Jack and Olivia top the charts of baby names

Survey reveals celebrity influences parental choice

Britain's most popular baby names in 2008 were Jack, again, and Olivia, according to a survey.

Jack, which has been Britain's most popular boys' name for the past 14 years, retained its place despite competition from the name Oliver.

The name Olivia reclaims the top girls' name spot from Grace after just twelve months. Grace slipped back into third place behind Ruby.

The highest climbing girls names were Isla, which climbed from 58th to 35th place, and the 1960s inspired Summer which climbed 28 places from 44th to 16th, according to the survey from Bounty parenting club. Ava also leapt 15 places to 19th. Other girl's names seeing a revival are those made famous by Hollywood stars or movies such as Sofia, Julia, Darcy and Amelie. The more traditional Rose, Connie and Heidi are also back in the top 100.

For boys, the name Theo, perhaps inspired by England's teen football hero Theo Walcott, is among the biggest climbers in the boys list rising from 70th to 58th.The number of Rileys being born is also on the increase, along with boys called Ewan and Leon. Zac and Jude are also new entries in the Top 100 names.

Names that vanished completely from the Bounty top 100 are Hollie, Tegan, Patrick, Dominic and Gabriel. The singer Amy Winehouse may be having some influence on the popularity of the first name, with Amy dropping three places to 23rd, although the name Blake – the first name of Winehouse's husband, Blake Fielder-Civil – appeared in the top 100 for the first time.

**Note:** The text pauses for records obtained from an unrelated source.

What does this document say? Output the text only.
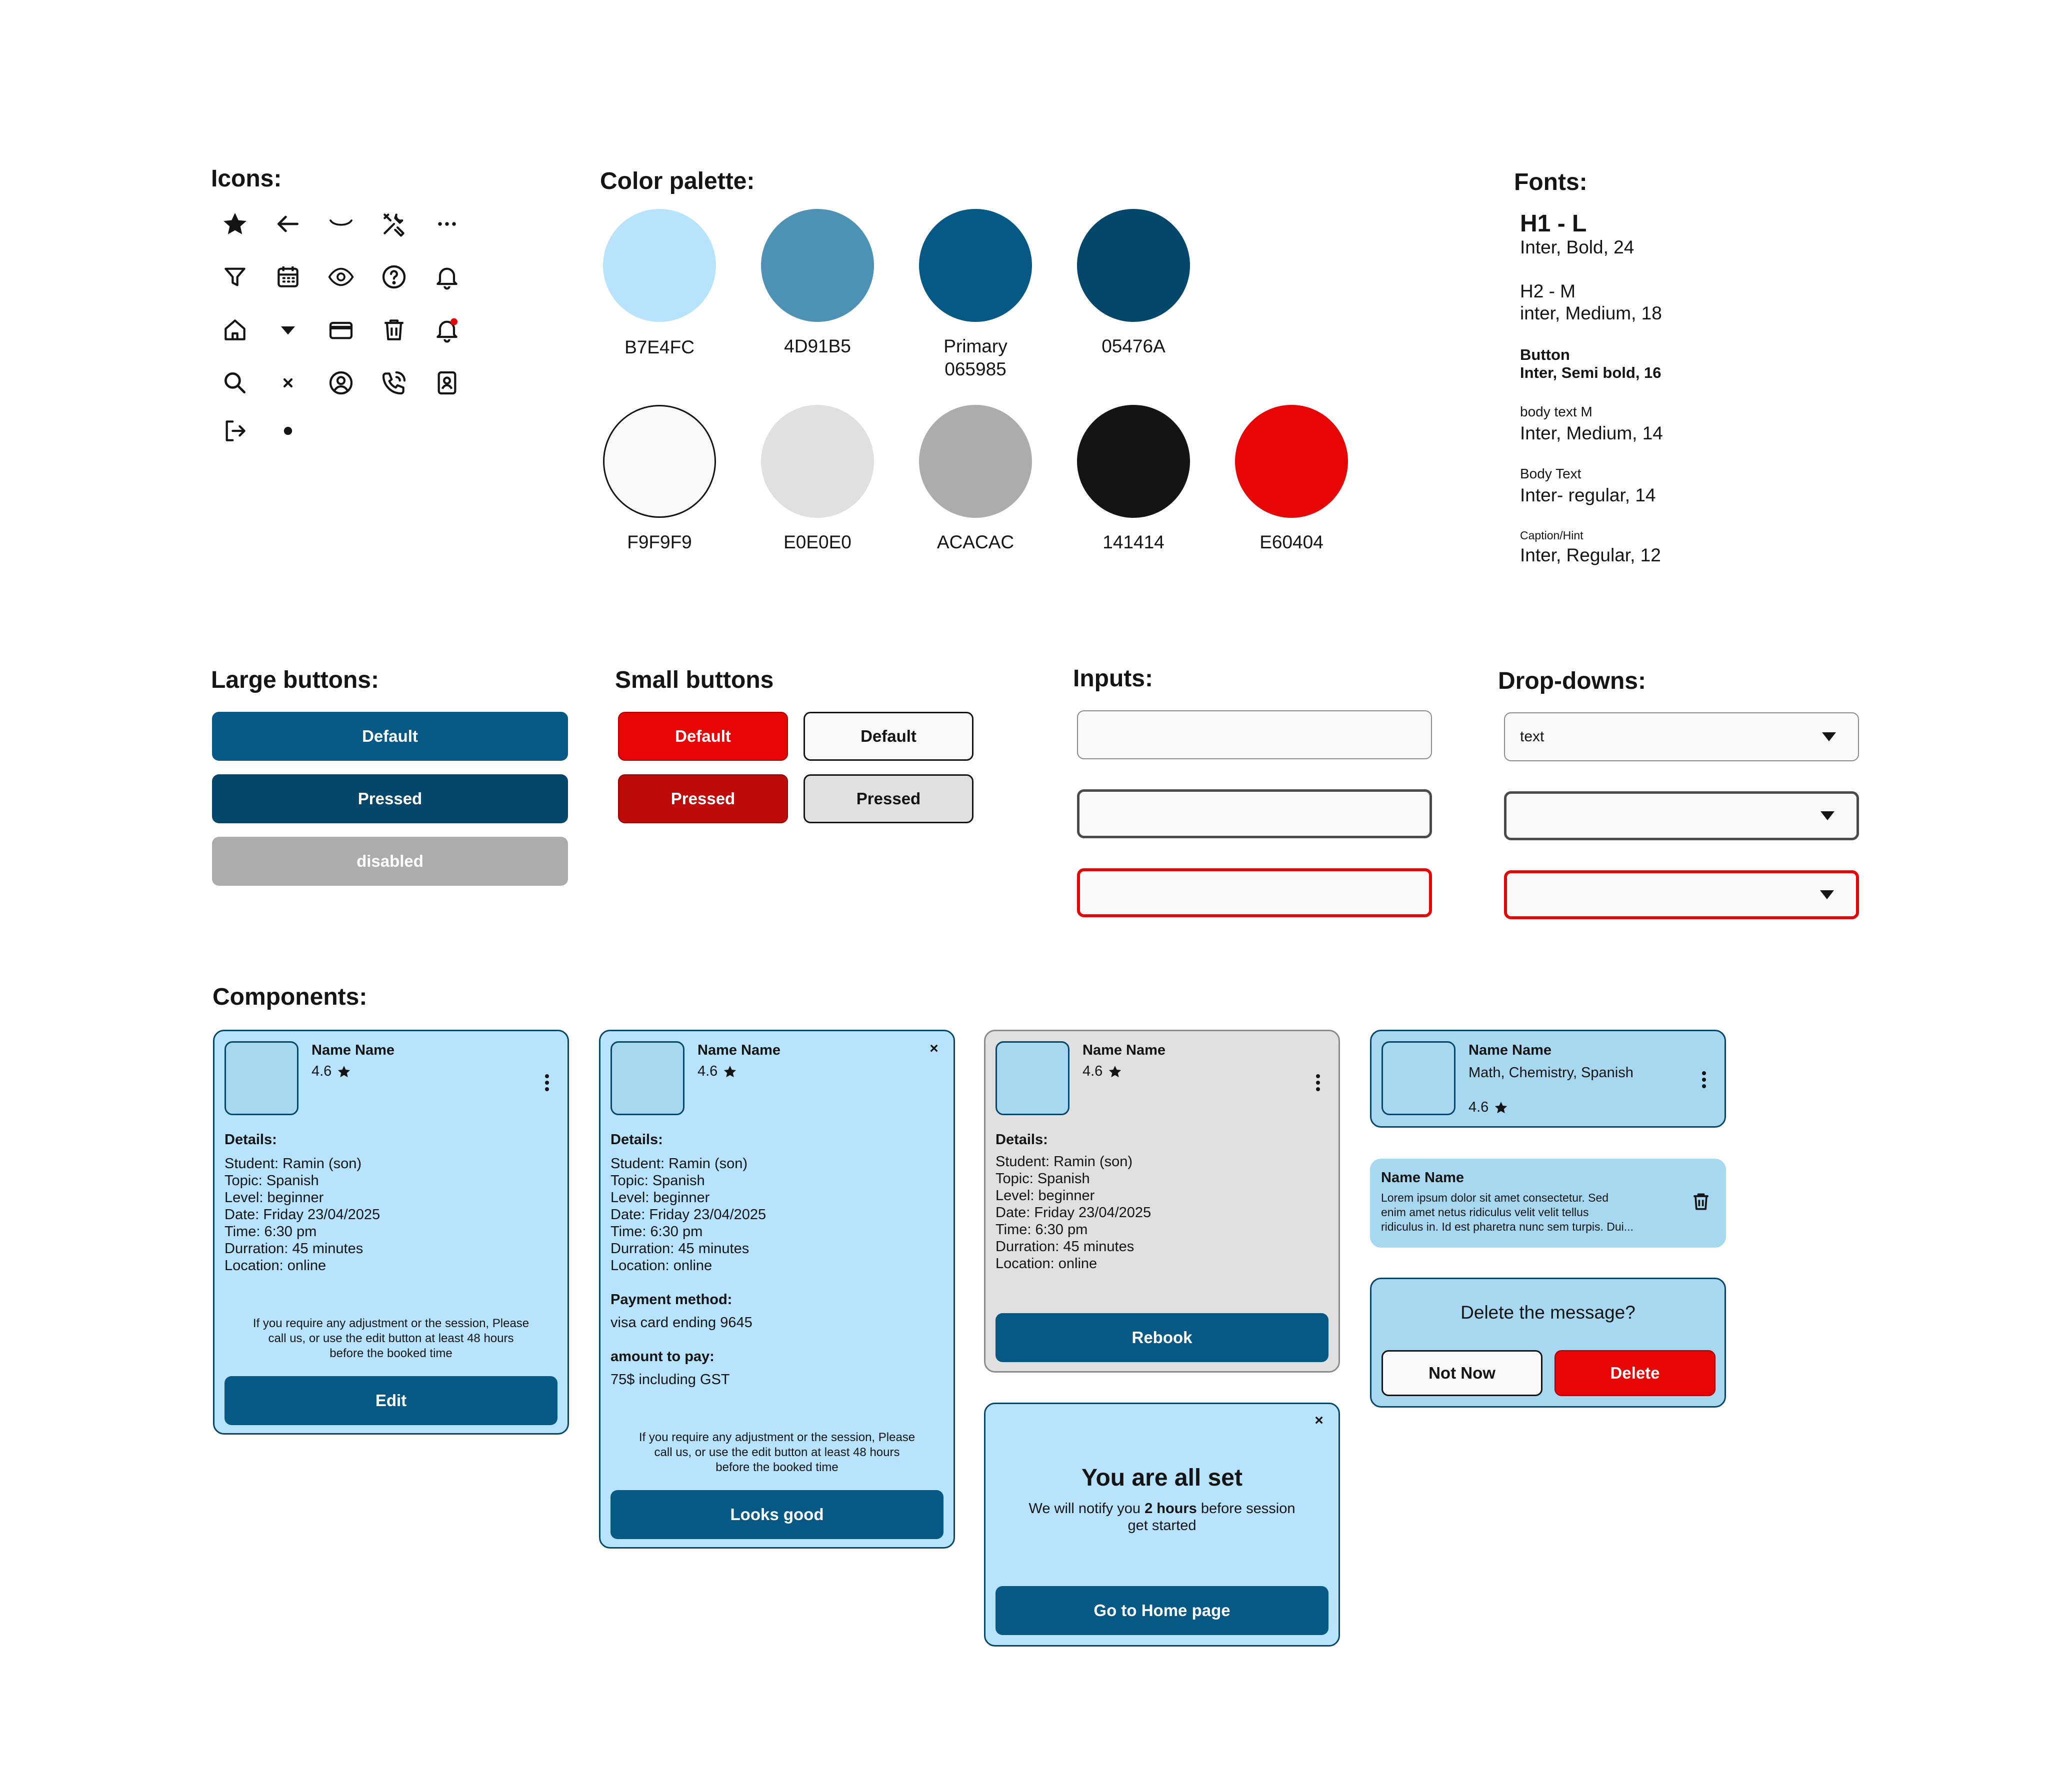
Icons:	Color palette:	Fonts:
Large buttons:	Small buttons	Inputs:	Drop-downs:
Components:
B7E4FC	4D91B5	Primary
065985
05476A
F9F9F9	E0E0E0	ACACAC	141414	E60404
H1 - L
Inter, Bold, 24
H2 - M
inter, Medium, 18
Button
Inter, Semi bold, 16
body text M
Inter, Medium, 14
Body Text
Inter- regular, 14
Caption/Hint
Inter, Regular, 12
Default
Pressed
disabled
Default
Pressed
Default
Pressed
text
Name Name
4.6
Details:
Student: Ramin (son)
Topic: Spanish
Level: beginner
Date: Friday 23/04/2025
Time: 6:30 pm
Durration: 45 minutes
Location: online
If you require any adjustment or the session, Please
call us, or use the edit button at least 48 hours
before the booked time
Edit
Name Name
4.6
×
Details:
Student: Ramin (son)
Topic: Spanish
Level: beginner
Date: Friday 23/04/2025
Time: 6:30 pm
Durration: 45 minutes
Location: online
Payment method:
visa card ending 9645
amount to pay:
75$ including GST
If you require any adjustment or the session, Please
call us, or use the edit button at least 48 hours
before the booked time
Looks good
Name Name
4.6
Details:
Student: Ramin (son)
Topic: Spanish
Level: beginner
Date: Friday 23/04/2025
Time: 6:30 pm
Durration: 45 minutes
Location: online
Rebook
×
You are all set
We will notify you 2 hours before session
get started
Go to Home page
Name Name
Math, Chemistry, Spanish
4.6
Name Name
Lorem ipsum dolor sit amet consectetur. Sed
enim amet netus ridiculus velit velit tellus
ridiculus in. Id est pharetra nunc sem turpis. Dui...
Delete the message?
Not Now	Delete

Holly dropped six places to 25th, while Callum also slipped significantly – from 13th to 22nd. Rebecca is also on the wane, falling from 32nd to 48th place, as is Courtney which fell 16 places to 88th. The study showed younger mums are more likely to give their babies names such as Jayden, Tyler, Lewis, Ryan and Dylan while mums over 40 go for more traditional names such as William, Thomas, Joshua and Harry.

Faye Mingo of www.bounty.com said: "Despite the economic downturn, parents are continuing to be creative and inspirational about the names they choose for their children. Some parents want a name that's totally unique, and names such as Zebedee, Selim and Zenon are emerging and growing in popularity. Others are simply breaking with convention and becoming bolder in their choice of names. It's fair to say that while Barack may be growing in popularity in America, British politicians certainly don't influence our choice of names here in the UK, yet royal names continue to reign in the boys Top 100 in respect of the more traditional name choices.

"However, in the girls' Top 100, only Victoria and Elizabeth take their influence from royalty."